Sure, but there's a case to be made that the reason we are where we are today is due to the dissents written by Thomas and, before him, Scalia. Justices have to strategize with the tools they have.
No, that's assuming that the rulings are based on law. They don't "have" to do anything. They decide what they want and then write a ruling provide retroactive justification.
I mean, they need cases and they need at least 5. The dissents set up the cases part. The entire conservative wing is sending signals to ADF to tee up the cases the wing wants.
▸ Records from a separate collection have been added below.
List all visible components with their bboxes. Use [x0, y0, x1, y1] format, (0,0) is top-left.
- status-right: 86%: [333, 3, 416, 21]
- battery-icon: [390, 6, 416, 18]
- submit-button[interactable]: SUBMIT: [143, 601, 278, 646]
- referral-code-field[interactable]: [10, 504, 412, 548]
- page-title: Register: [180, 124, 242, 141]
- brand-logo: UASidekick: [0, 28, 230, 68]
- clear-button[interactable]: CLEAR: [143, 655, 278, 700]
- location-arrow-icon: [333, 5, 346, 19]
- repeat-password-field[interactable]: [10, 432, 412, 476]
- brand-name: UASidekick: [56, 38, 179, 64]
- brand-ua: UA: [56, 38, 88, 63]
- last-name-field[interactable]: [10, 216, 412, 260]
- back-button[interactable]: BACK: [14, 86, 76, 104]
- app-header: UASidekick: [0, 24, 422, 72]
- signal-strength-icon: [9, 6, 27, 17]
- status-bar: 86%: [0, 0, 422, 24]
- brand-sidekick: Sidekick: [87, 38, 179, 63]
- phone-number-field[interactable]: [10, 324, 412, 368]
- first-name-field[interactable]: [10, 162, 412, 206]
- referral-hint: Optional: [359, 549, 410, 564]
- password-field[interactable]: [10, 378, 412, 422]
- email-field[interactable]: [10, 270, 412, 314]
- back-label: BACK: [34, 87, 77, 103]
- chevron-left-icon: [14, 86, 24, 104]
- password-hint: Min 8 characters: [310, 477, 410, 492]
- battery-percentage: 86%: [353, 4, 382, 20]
I know this court no longer cares about standing or stare. But such courts have been beat back before, otherwise my family couldn't have come here and I couldn't be married. There's a lot that could be done politically. But I'm also all for dissents that articulate an affirmative vision of justice
You seem to have lawyer-brain about this. Practically, the only reason you think dissents set up a vision of justice is because you believe—without evidence—that laws must and will be followed. The right wing of this country is saying loudly and repeatedly that they don’t agree with us about that.
I am not a lawyer. But the notion that articulating an *alternative vision of justice* is useless is not something I can get behind. I'm a child of immigrants in an interracial marriage. Dissents laid the groundwork for my life being possible! They weren't enough! But they were necessary!
Courts are inherently conservative. They're not going to lead the way. But if you believe the right didn't spend decades buying dissents to lay the groundwork for what they're doing now, you're being ahistorical.
the issue is you think dissents laid the groundwork, and not changing politics and activism. the supreme court is not an instrument of justice, it's an instrument of politics, and that is all it responds to
All right. What I’m suggesting is that the law will not protect most of us. And so a written dissent in the face of threatening—I’ll say it—evil is very lame to the point of being offensive.